Mi rattrista e mi fa arrabbiare che così poca attenzione sia ancora rivolta a questo, che non si cerchino soluzioni alternative (sappiamo ormai che ce ne sono molte) per introdurre lo studio della Storia, e che ci sia così poca cura nello sguardo che possiamo su una cosa tanto preziosa quanto il racconto di sé e, l’eventuale, condivisione.

Non serve a molto scriverlo qui, ma mi concedo un piccolo sfogo, poi torno a fare quello che posso, e che amo: ascoltare, formare, raccontare e proporre narrazioni e sguardi ampi ed accoglienti.

A volte però, che fatica.

Trentasette anni e giornate perfette, solo da ringraziare.

La prima parola che oggi viene fuori sulla tastiera del mio telefono è “grazie”, ed è proprio vera.

Le brioches portate da lui grande per una colazione di festa.

Camminare in città, godendo di una primavera luminosa

Tornare in tempo per un pranzetto solo da scaldare, grazie alle scorte della mia mamma.

Un riposino col piccolissimo stretto stretto (tanto per cambiare 😅).

Andare a prendere il meraviglio e poi insieme a lui, il piccolissimo e lui grande andare a spasso per il quartiere e fare un aperitivo al nostro mercatino del cuore.

Le telefonate con le amiche e tanti messaggi, ovunque.

Il pensiero di lei che trentasette anni fa, mi faceva nascere, più sola e più sperduta di quando io ho fatto nascere i miei figli.

E le penso un coraggio grande, e spero, anche un po’di felicità e tenerezza, seppur mischiate a paura e dolore.

Penso anche a lui, che non le è stato accanto e chissà se ha mai saputo di me, o se proprio sapendolo se ne è andato.

Gli invento scuse, regalo il beneficio del dubbio.

Grazie, è la parola di oggi.

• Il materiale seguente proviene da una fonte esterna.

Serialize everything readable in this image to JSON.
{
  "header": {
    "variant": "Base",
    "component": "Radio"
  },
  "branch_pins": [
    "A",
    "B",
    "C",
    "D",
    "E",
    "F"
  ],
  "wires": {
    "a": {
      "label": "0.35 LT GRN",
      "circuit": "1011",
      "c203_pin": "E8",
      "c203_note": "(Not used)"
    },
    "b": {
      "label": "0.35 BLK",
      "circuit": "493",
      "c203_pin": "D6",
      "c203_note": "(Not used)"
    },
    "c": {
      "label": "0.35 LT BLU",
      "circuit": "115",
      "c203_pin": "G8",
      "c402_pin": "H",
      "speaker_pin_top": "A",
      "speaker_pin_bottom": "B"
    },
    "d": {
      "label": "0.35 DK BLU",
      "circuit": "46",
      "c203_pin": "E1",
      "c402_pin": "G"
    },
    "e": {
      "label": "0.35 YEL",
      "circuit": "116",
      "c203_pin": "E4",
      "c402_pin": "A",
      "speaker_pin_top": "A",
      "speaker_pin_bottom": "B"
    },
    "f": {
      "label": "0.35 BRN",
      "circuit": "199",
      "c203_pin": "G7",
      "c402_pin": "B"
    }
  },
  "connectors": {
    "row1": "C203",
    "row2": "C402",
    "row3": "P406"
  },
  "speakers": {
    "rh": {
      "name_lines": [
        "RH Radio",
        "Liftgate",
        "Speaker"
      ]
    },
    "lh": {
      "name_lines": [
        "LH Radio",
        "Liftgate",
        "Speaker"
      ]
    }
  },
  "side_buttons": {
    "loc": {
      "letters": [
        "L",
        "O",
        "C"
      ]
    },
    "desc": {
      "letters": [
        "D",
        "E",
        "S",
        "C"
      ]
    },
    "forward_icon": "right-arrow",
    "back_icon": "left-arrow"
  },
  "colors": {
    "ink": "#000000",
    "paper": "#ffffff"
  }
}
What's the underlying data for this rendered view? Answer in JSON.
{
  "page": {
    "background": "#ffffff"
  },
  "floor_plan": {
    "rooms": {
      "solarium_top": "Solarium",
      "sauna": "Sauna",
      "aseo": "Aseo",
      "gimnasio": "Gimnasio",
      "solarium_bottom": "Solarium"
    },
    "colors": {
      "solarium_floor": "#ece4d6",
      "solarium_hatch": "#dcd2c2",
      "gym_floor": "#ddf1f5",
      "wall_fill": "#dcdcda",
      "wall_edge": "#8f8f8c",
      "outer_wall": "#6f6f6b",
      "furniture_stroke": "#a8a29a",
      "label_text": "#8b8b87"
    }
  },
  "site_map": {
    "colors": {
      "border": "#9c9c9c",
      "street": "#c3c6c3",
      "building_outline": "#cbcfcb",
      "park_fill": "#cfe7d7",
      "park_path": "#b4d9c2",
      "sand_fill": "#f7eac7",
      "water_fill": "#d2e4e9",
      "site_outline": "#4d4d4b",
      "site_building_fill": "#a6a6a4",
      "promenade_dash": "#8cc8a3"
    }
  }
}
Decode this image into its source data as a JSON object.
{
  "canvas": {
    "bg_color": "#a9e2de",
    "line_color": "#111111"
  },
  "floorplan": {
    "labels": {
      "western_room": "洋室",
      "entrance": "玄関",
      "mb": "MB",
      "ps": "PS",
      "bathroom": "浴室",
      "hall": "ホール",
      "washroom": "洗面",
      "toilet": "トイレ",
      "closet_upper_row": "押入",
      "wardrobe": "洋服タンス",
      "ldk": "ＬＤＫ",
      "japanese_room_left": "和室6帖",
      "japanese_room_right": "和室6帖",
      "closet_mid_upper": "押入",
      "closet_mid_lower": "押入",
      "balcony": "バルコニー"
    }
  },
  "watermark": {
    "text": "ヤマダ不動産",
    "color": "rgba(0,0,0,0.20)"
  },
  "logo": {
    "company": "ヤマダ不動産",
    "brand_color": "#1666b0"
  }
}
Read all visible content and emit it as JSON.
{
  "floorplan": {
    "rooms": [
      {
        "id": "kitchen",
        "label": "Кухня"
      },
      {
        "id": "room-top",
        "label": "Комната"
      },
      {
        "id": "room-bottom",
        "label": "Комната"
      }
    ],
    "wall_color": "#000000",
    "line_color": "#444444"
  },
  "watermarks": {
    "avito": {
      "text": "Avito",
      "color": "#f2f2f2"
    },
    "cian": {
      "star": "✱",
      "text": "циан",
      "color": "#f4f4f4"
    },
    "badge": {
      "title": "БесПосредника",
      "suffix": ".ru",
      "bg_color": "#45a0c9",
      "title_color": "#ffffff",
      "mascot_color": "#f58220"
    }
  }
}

Ed è perfetta.

Mi hanno fatta loro.

Una festa in cui mi trovo un po’ scomoda, sarà che in questo paese le madri si festeggiano e poi si dimenticano.

Sarà che non ho (ancora?) ben imparato ad essere figlia, con la mia fatica ad affidarmi e la sensibilità a pelle scoperta, eccessiva.

La maternità è stata una grande rivoluzione per me, una presa di coscienza e una spinta creativa.

Al netto della stanchezza, dei sensi di colpa, del sentirmi inadeguata, si è rivelata portatrice di leggerezza e allegria, oltre a dosi enormi di amore.

Sono una madre che ci prova, inetta e imperfetta a tratti, volenterosa sempre.

Sono la madre che posso, che spero, che so.

E ringrazio i miei figli, che miei non sono ma mi hanno fatta loro, perdutamente.